Evaluation of Parity in the Federal Employees Health Benefits (FEHB) Program: Final Report. Background

12/31/2004

President Bush has often pointed to the Federal Employees Health Benefits (FEHB) Program as a model for health insurance. The FEHB Program is the largest employer-sponsored health insurance program in the Nation, serving more than 8 million Federal employees, their dependents, and retirees. The U. S. Office of Personnel Management (OPM) administers the FEHB Program, which currently offers about 250 health plan choices, providing over $29 billion in health care benefits annually.

At the White House Conference on Mental Health in June 1999, former President Bill Clinton directed OPM to institute a policy of parity, expanding mental health and substance abuse (MH/SA) coverage within the FEHB Program.

The term parity refers to a policy in which specified MH/SA insurance benefits are equal to the benefits for general medical services. Typically this means expanding the coverage for MH/SA services by removing special limits on care (such as annual and lifetime ceilings on expenditures for MH/SA care or limits on the number of outpatient visits or inpatient days) or reducing copayments or deductibles for MH/SA care.

Parity in the FEHB Program

Historically, the FEHB Program has worked toward improved MH/SA benefits. For example, President Kennedy asked the Civil Service Commission (OPM’s predecessor agency) to modify the FEHB Program to treat mental illnesses in the same manner as general medical illnesses (Hustead et al., 1985). In response, from 1967 to 1975, the FEHB Program’s two nationwide health insurance plans offered parity benefits. Beginning in 1975, however, when more flexibility in benefit design was permitted, MH/SA coverage began to erode, with diminution of benefits continuing into the early 1980s. From 1980 to 1997, the share of total claims accounted for by MH/SA claims declined from 7.8% to 1.9% (Foote and Jones, 1999). This trend reflects MH/SA coverage in the larger health care market. It should be noted, however, that other health care costs (e.g., prescription medications) escalated during this time period.

In its annual “call letter” to carriers each spring, OPM issues benefits policy guidance on negotiations for the next contract year. The “call letter” issued by the OPM in 2000 stated that beginning in January 2001, an MH/SA parity policy would go into effect. The aim of the parity policy would be to provide insurance coverage for MH/SA services the same as that for general medical care with respect to benefit design features, such as deductibles, copayments, and limits on visits and inpatient days.

Services to be covered under the parity arrangements are identified as “clinically proven treatment for mental illness and substance abuse… conditions listed in the Diagnostic and Statistical Manual of Mental Disorders, Fourth Edition” (American Psychiatric Association, 1994). The descriptions of covered services and benefits imply and encourage “management” of the care process. Specifically, this takes the form of developing treatment plans, applying medical necessity criteria, employing utilization management methods, and creating networks of providers, among other techniques. Parity benefits may be limited to in-network providers only.

It should be noted that prescription medications were already covered with parity between prescription medications used to treat MH/SA disorders and prescription medications used to treat general medical conditions.

Before the FEHB parity policy went into effect, FEHB plans offered mental health benefits with coverage limits that resembled other plans in the private health insurance market.1 The plans included in the analysis and described in chapter II, Design of the Evaluation, cover about 95% of the beneficiaries from the baseline year.
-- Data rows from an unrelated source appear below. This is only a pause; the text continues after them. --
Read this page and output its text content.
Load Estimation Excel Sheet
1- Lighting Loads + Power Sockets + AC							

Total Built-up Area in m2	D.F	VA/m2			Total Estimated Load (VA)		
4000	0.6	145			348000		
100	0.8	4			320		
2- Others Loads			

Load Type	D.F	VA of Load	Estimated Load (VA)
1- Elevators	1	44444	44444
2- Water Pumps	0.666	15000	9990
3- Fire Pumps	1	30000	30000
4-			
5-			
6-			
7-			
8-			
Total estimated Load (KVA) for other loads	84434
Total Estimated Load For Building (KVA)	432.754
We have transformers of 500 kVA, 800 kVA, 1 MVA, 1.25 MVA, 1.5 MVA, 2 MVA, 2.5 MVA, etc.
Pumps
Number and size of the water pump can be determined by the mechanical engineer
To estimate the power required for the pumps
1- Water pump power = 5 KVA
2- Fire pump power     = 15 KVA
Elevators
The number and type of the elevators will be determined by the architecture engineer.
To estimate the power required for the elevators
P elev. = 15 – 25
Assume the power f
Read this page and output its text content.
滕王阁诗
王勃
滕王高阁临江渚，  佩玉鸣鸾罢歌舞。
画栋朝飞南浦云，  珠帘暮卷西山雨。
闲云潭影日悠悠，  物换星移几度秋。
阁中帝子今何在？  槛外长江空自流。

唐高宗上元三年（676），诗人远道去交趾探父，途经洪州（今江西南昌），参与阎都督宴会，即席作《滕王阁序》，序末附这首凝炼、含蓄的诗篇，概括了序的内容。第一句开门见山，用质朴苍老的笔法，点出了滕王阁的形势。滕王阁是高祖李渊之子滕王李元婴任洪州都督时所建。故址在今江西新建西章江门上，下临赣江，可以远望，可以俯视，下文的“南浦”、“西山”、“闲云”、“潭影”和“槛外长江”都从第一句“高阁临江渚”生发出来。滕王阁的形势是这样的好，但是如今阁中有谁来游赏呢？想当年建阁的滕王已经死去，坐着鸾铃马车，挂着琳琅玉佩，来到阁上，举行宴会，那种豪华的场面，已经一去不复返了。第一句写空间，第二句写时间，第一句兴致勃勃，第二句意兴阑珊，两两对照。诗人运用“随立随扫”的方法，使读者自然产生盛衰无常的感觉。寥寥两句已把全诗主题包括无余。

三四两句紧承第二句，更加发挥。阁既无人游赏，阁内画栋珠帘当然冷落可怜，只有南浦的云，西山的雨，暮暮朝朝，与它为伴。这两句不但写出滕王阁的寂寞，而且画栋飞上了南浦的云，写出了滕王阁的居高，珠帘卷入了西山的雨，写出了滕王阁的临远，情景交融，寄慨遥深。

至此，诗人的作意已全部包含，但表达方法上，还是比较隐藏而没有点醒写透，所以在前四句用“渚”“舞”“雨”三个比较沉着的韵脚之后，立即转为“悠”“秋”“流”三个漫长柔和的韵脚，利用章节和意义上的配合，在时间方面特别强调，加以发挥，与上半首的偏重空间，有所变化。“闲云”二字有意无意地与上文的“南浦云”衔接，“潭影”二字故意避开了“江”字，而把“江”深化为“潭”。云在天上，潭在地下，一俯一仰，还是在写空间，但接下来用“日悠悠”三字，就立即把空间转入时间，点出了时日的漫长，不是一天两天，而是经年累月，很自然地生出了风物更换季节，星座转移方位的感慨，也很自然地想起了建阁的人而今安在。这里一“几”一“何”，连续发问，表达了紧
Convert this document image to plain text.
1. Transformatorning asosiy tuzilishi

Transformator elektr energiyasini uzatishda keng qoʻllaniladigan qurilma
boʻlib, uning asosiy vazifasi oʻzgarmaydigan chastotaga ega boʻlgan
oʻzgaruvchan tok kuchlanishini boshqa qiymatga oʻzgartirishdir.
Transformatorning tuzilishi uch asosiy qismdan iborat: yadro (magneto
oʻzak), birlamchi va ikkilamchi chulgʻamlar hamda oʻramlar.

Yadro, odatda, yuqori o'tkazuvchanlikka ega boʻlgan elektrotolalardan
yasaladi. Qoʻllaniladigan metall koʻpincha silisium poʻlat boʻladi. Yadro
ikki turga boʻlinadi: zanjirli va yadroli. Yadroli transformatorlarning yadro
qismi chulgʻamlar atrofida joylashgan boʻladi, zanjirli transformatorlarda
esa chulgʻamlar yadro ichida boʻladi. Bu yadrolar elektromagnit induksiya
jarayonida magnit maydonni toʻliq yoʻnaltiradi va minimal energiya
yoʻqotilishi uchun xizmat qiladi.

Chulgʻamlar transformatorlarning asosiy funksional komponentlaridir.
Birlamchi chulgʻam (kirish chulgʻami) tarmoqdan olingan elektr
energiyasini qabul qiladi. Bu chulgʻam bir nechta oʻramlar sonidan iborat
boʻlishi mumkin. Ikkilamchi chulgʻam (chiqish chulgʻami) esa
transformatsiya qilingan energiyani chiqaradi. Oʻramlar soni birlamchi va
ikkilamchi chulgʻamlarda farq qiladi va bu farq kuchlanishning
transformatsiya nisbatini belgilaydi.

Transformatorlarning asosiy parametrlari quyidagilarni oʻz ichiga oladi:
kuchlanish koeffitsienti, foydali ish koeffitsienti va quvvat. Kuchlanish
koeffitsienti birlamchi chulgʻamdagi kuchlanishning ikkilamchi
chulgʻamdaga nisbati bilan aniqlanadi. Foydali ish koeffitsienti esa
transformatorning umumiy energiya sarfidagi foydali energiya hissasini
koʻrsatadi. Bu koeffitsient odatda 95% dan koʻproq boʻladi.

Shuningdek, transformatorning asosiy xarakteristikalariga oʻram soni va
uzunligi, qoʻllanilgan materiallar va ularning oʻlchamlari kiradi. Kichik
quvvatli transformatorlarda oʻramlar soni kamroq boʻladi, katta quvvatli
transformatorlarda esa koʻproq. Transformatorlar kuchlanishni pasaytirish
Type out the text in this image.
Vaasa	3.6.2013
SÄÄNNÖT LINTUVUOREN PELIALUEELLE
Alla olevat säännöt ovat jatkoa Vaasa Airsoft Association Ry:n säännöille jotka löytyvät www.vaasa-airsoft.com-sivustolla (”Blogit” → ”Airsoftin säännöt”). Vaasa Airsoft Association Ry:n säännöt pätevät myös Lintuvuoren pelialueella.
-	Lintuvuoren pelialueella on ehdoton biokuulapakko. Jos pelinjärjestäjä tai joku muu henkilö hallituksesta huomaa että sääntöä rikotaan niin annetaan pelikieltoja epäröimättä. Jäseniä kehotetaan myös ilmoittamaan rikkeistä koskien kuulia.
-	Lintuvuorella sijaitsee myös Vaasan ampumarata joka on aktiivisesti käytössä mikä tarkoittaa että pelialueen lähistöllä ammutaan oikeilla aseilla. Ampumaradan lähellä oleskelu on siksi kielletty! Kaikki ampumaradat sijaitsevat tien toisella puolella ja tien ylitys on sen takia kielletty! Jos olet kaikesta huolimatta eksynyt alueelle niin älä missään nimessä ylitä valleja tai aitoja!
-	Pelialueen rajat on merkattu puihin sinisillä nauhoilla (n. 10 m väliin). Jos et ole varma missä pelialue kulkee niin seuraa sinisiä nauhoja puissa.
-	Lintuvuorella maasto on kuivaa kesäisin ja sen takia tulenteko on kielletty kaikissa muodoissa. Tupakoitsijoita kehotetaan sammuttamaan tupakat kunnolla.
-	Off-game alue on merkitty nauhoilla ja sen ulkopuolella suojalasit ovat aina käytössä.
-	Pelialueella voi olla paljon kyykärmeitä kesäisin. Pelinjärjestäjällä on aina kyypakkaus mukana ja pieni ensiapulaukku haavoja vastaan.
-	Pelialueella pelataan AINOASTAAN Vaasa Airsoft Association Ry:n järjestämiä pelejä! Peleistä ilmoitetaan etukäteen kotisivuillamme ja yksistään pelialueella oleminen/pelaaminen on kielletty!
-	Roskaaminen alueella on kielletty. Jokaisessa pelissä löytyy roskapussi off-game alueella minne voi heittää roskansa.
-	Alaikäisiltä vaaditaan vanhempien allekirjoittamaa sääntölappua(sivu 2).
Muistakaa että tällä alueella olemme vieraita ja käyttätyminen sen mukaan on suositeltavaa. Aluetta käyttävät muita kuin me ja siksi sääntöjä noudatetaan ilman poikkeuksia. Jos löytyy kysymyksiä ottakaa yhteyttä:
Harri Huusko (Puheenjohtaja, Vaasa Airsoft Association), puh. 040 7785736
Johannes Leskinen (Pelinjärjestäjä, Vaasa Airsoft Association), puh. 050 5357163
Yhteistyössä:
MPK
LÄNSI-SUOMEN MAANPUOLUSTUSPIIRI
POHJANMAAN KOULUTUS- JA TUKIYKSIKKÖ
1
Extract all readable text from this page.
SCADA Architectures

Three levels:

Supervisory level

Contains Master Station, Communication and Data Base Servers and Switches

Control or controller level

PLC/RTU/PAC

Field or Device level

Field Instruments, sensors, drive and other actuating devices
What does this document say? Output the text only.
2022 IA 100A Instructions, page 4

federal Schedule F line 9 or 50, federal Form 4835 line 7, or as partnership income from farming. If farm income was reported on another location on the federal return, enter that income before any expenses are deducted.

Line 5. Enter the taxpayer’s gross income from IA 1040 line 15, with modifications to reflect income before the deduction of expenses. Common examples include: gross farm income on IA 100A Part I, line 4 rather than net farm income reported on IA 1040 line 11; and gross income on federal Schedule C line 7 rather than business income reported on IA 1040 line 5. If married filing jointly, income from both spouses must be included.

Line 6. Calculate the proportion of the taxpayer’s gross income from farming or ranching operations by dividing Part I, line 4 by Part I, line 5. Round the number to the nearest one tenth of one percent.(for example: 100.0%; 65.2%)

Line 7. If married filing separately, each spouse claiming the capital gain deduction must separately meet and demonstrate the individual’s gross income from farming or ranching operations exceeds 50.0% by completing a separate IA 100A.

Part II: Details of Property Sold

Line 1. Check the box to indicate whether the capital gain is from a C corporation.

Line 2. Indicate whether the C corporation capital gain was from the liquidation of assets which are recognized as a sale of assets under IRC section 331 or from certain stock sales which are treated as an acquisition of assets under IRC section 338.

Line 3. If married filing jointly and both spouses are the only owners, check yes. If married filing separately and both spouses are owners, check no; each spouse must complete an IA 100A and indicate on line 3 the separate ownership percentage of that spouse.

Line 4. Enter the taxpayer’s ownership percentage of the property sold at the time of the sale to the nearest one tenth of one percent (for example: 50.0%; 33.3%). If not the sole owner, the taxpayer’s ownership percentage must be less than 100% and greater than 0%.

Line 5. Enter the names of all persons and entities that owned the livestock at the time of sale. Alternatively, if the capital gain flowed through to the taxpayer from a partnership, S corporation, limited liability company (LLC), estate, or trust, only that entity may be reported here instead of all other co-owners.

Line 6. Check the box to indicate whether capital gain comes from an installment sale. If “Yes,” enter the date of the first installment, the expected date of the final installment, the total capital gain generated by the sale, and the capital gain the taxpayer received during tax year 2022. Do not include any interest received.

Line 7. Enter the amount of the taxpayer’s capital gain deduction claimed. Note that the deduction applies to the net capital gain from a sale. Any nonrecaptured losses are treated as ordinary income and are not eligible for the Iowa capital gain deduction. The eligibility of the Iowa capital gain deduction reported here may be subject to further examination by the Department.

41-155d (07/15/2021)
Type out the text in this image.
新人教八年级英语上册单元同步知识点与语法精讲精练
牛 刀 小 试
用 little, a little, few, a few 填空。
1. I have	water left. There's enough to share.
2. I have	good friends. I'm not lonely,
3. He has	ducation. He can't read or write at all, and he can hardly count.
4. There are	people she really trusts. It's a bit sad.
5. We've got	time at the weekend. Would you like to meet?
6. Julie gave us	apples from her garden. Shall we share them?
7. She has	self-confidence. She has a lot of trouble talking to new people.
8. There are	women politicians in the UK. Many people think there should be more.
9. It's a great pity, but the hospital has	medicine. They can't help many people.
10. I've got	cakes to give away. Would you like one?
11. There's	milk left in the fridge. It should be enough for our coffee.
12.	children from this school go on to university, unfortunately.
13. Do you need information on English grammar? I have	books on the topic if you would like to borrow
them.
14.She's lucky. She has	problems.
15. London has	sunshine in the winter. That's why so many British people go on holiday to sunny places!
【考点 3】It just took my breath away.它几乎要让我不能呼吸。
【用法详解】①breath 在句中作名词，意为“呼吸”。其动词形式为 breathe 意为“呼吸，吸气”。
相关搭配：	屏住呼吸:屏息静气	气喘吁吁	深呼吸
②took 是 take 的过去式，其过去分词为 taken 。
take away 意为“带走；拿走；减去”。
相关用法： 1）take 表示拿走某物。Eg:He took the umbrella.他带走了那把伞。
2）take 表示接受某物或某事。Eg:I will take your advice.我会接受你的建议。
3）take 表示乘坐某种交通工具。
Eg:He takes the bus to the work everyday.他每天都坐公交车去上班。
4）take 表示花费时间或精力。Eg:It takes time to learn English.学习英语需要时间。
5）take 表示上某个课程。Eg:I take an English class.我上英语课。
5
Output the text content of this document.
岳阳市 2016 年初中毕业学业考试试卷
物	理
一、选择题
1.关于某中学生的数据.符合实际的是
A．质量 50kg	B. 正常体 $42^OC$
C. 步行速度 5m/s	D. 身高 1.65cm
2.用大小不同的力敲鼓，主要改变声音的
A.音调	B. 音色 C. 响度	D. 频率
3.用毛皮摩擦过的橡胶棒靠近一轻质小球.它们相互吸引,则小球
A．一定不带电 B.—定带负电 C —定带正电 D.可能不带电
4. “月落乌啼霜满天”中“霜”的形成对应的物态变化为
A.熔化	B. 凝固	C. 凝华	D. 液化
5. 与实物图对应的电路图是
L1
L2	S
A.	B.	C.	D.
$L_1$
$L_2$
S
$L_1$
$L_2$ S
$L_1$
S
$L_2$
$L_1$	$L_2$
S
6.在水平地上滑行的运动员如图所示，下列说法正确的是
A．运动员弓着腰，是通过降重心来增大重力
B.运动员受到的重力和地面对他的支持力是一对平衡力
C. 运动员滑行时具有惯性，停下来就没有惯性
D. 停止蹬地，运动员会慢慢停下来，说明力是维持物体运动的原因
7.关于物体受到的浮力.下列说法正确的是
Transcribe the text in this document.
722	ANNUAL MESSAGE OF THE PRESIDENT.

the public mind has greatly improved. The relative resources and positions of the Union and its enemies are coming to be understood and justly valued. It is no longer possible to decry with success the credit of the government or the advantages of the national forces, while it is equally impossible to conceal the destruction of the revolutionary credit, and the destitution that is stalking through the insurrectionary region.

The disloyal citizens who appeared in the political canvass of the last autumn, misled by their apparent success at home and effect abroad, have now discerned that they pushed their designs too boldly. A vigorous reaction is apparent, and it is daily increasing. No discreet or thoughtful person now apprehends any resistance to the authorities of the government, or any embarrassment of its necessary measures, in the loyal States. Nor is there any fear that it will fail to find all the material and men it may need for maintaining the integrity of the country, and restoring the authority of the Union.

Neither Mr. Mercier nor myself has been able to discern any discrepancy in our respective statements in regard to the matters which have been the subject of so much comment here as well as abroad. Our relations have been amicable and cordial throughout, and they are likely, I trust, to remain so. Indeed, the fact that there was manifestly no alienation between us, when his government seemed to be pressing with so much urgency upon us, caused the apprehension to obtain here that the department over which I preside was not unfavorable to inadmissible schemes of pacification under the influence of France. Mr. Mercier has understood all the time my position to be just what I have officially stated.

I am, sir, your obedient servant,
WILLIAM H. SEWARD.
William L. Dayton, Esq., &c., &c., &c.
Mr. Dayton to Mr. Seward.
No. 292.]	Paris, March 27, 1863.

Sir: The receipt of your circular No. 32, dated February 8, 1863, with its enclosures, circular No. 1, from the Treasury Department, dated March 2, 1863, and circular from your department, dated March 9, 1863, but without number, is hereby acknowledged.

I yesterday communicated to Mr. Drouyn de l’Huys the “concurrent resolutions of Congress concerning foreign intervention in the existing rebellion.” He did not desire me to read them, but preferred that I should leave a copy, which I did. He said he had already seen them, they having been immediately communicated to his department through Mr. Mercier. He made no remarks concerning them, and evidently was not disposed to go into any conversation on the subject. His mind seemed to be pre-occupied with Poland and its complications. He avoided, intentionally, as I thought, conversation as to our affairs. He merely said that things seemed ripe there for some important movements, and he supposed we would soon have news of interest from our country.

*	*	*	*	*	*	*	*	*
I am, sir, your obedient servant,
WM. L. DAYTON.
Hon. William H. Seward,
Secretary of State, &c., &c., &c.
Ninety-eight percent of plans continuously participating in the FEHB Program over the four-year study period contained at least one benefit feature in 1999 that was more restrictive for MH/SA care than for general medical care. For example, in 1999, some health plans limited annual outpatient mental health care to 28 visits and inpatient mental health care to 38 days on average. Substance abuse benefits were similarly limited.

Parity for MH/SA Benefits

MH/SA care and its financing have been influenced by a number of secular trends over the last decade including the passage of State parity laws, a shift to managed care and MH/SA carve-outs, and increased use of pharmaceuticals in health care generally and MH/SA care in particular (U.S. Department of Health and Human Services, 1999; Olfson, Marcus, Druss, et al, 2002).

A series of efforts at parity legislation has occurred at the State level. Some States target their parity legislation narrowly to include only people with severe mental disorders, while others cover a broader range of mental illnesses that may also include substance abuse disorders (Hennessy and Goldman, 2001). To date, 37 States have enacted statutes that might broadly be characterized as parity laws. However, these statutes vary substantially in terms of the type of benefits covered, diagnoses included, populations eligible, and level of explicit regulatory direction with regard to the use of managed care. While some of these statutes are quite limited in scope, 26 States have passed more comprehensive parity statutes that prohibit imposing special inpatient day limits, outpatient dollar limits, and differential cost sharing for mental health conditions (Hennessy and Barry, 2004).